修改:根据@ JaredGoguen的建议进行清理。
第二次编辑由于OP似乎对性能感到担心,我会说在我看来,如果你有大量的这些按键使得性能成为问题,你可能会我希望考虑使用numpy
或pandas
这样的任务来完成此任务,但这种groupby方法不是可以扩展的方法。
我做了一些分析:
import numpy as np
import pandas as pd
from itertools import groupby
from operator import itemgetter
def merge_groupby(a):
merged = []
for k, g in groupby(sorted(a), key=itemgetter(0)):
_, low_limits, high_limits = zip(*g)
merged.append([k, min(low_limits), max(high_limits)])
return merged
def merge_g4dget(a):
d = {}
for name, low, high in a:
if name not in d:
d[name] = [low, high]
continue
if low<d[name][0]: d[name][0] = low
if high>d[name][1]: d[name][1] = high
def merge_pandas(a):
df = pd.DataFrame(a).set_index(0)
ndf = df.groupby(level=0).agg({1: np.min, 2:np.max})

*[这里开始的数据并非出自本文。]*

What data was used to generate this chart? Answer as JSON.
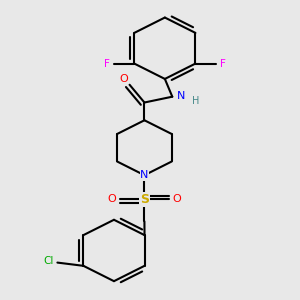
{
  "background_color": "#e8e8e8",
  "bond_color": "#000000",
  "figsize": [
    3.0,
    3.0
  ],
  "dpi": 100,
  "colors": {
    "N": "#0000ff",
    "O": "#ff0000",
    "S": "#ccaa00",
    "F": "#ff00ff",
    "Cl": "#00aa00",
    "H": "#448888",
    "C": "#000000"
  }
}
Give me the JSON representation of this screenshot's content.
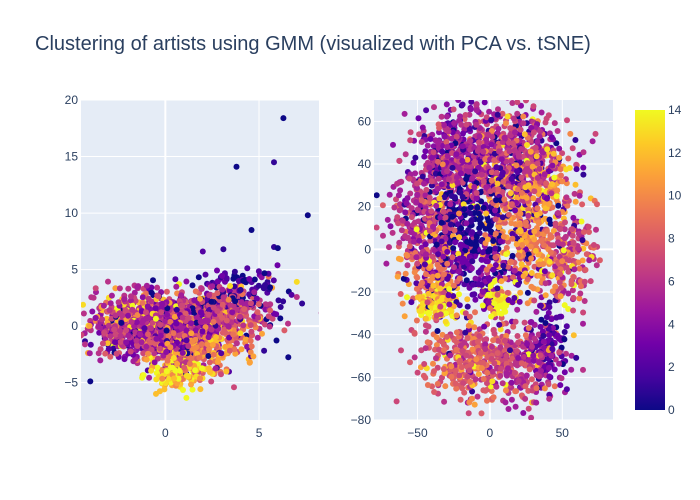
{
  "chart_data": {
    "title": "Clustering of artists using GMM (visualized with PCA vs. tSNE)",
    "type": "scatter",
    "colorscale": [
      "#0d0887",
      "#46039f",
      "#7201a8",
      "#9c179e",
      "#bd3786",
      "#d8576b",
      "#ed7953",
      "#fb9f3a",
      "#fdca26",
      "#f0f921"
    ],
    "colorbar": {
      "min": 0,
      "max": 14,
      "ticks": [
        "0",
        "2",
        "4",
        "6",
        "8",
        "10",
        "12",
        "14"
      ]
    },
    "subplots": [
      {
        "name": "PCA",
        "xlim": [
          -4.5,
          8.2
        ],
        "ylim": [
          -8.3,
          20
        ],
        "xticks": [
          {
            "v": 0,
            "label": "0"
          },
          {
            "v": 5,
            "label": "5"
          }
        ],
        "yticks": [
          {
            "v": -5,
            "label": "−5"
          },
          {
            "v": 0,
            "label": "0"
          },
          {
            "v": 5,
            "label": "5"
          },
          {
            "v": 10,
            "label": "10"
          },
          {
            "v": 15,
            "label": "15"
          },
          {
            "v": 20,
            "label": "20"
          }
        ],
        "outliers": [
          [
            6.3,
            18.4,
            0
          ],
          [
            5.8,
            14.5,
            1
          ],
          [
            3.8,
            14.1,
            0
          ],
          [
            7.6,
            9.8,
            0
          ],
          [
            4.6,
            8.5,
            0
          ],
          [
            5.8,
            7.0,
            1
          ],
          [
            6.0,
            6.9,
            0
          ],
          [
            3.1,
            6.8,
            1
          ],
          [
            7.3,
            2.0,
            1
          ],
          [
            2.0,
            6.6,
            2
          ]
        ],
        "clusters": [
          {
            "cx": -1.5,
            "cy": 0.3,
            "sx": 1.2,
            "sy": 1.3,
            "c": 6,
            "n": 380
          },
          {
            "cx": 0.5,
            "cy": 0.2,
            "sx": 1.4,
            "sy": 1.5,
            "c": 5,
            "n": 380
          },
          {
            "cx": 3.0,
            "cy": 1.3,
            "sx": 1.4,
            "sy": 1.1,
            "c": 7,
            "n": 340
          },
          {
            "cx": 1.3,
            "cy": -2.0,
            "sx": 1.2,
            "sy": 1.2,
            "c": 9,
            "n": 220
          },
          {
            "cx": 0.8,
            "cy": -4.2,
            "sx": 0.8,
            "sy": 0.8,
            "c": 13,
            "n": 160
          },
          {
            "cx": -0.5,
            "cy": -1.0,
            "sx": 1.5,
            "sy": 1.2,
            "c": 3,
            "n": 140
          },
          {
            "cx": 3.8,
            "cy": 3.0,
            "sx": 1.3,
            "sy": 1.0,
            "c": 1,
            "n": 130
          },
          {
            "cx": -2.0,
            "cy": 1.0,
            "sx": 1.0,
            "sy": 0.9,
            "c": 12,
            "n": 80
          },
          {
            "cx": 2.5,
            "cy": -1.5,
            "sx": 1.5,
            "sy": 1.0,
            "c": 11,
            "n": 120
          },
          {
            "cx": 0.5,
            "cy": -0.5,
            "sx": 2.5,
            "sy": 1.8,
            "c": 0,
            "n": 90
          }
        ]
      },
      {
        "name": "tSNE",
        "xlim": [
          -80,
          85
        ],
        "ylim": [
          -80,
          70
        ],
        "xticks": [
          {
            "v": -50,
            "label": "−50"
          },
          {
            "v": 0,
            "label": "0"
          },
          {
            "v": 50,
            "label": "50"
          }
        ],
        "yticks": [
          {
            "v": -80,
            "label": "−80"
          },
          {
            "v": -60,
            "label": "−60"
          },
          {
            "v": -40,
            "label": "−40"
          },
          {
            "v": -20,
            "label": "−20"
          },
          {
            "v": 0,
            "label": "0"
          },
          {
            "v": 20,
            "label": "20"
          },
          {
            "v": 40,
            "label": "40"
          },
          {
            "v": 60,
            "label": "60"
          }
        ],
        "outliers": [],
        "clusters": [
          {
            "cx": -20,
            "cy": 45,
            "sx": 16,
            "sy": 12,
            "c": 5,
            "n": 420
          },
          {
            "cx": 20,
            "cy": 42,
            "sx": 18,
            "sy": 12,
            "c": 6,
            "n": 380
          },
          {
            "cx": -45,
            "cy": 15,
            "sx": 12,
            "sy": 12,
            "c": 6,
            "n": 260
          },
          {
            "cx": -15,
            "cy": 10,
            "sx": 15,
            "sy": 12,
            "c": 0,
            "n": 200
          },
          {
            "cx": 25,
            "cy": 5,
            "sx": 15,
            "sy": 12,
            "c": 10,
            "n": 280
          },
          {
            "cx": 55,
            "cy": 0,
            "sx": 10,
            "sy": 12,
            "c": 7,
            "n": 200
          },
          {
            "cx": -35,
            "cy": -25,
            "sx": 8,
            "sy": 5,
            "c": 13,
            "n": 110
          },
          {
            "cx": 5,
            "cy": -23,
            "sx": 5,
            "sy": 4,
            "c": 14,
            "n": 70
          },
          {
            "cx": -10,
            "cy": -10,
            "sx": 20,
            "sy": 10,
            "c": 3,
            "n": 220
          },
          {
            "cx": -12,
            "cy": -52,
            "sx": 18,
            "sy": 10,
            "c": 8,
            "n": 380
          },
          {
            "cx": 25,
            "cy": -52,
            "sx": 12,
            "sy": 10,
            "c": 6,
            "n": 220
          },
          {
            "cx": 40,
            "cy": -45,
            "sx": 8,
            "sy": 8,
            "c": 2,
            "n": 120
          },
          {
            "cx": 0,
            "cy": 35,
            "sx": 25,
            "sy": 15,
            "c": 1,
            "n": 200
          },
          {
            "cx": 30,
            "cy": 30,
            "sx": 15,
            "sy": 10,
            "c": 11,
            "n": 150
          },
          {
            "cx": -40,
            "cy": -10,
            "sx": 10,
            "sy": 10,
            "c": 9,
            "n": 150
          }
        ]
      }
    ]
  }
}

return [[k, v[1], v[2]] for k, v in ndf.iterrows()]
if __name__ == "__main__":
# Construct a large array of these things
keys = ['a1', 'a2', 'a3', 'a4', 'a5', 'a6']
N = 1000000
get_randint = lambda: np.random.randint(-50, 50)
large_array = [[np.random.choice(keys), get_randint(), get_randint()]
for x in range(N)]
然后在IPython shell中:
In [1]: run -i groupby_demo.py
%load_ext line_profiler
In [2]: %load_ext line_profiler
In [3]: %lprun -f merge_groupby merge_groupby(large_array)
Timer unit: 1e-06 s
Total time: 7.01214 s
File: groupby_demo.py
Function: merge_groupby at line 7
Line # Hits Time Per Hit % Time Line Contents
==============================================================
7 def merge_groupby(a):
8 1 4 4.0 0.0 merged = []
9 7 4328680 618382.9 61.7 for k, g in groupby(sorted(a), key=itemgetter(0)):
10 6 2555118 425853.0 36.4 _, low_limits, high_limits = zip(*g)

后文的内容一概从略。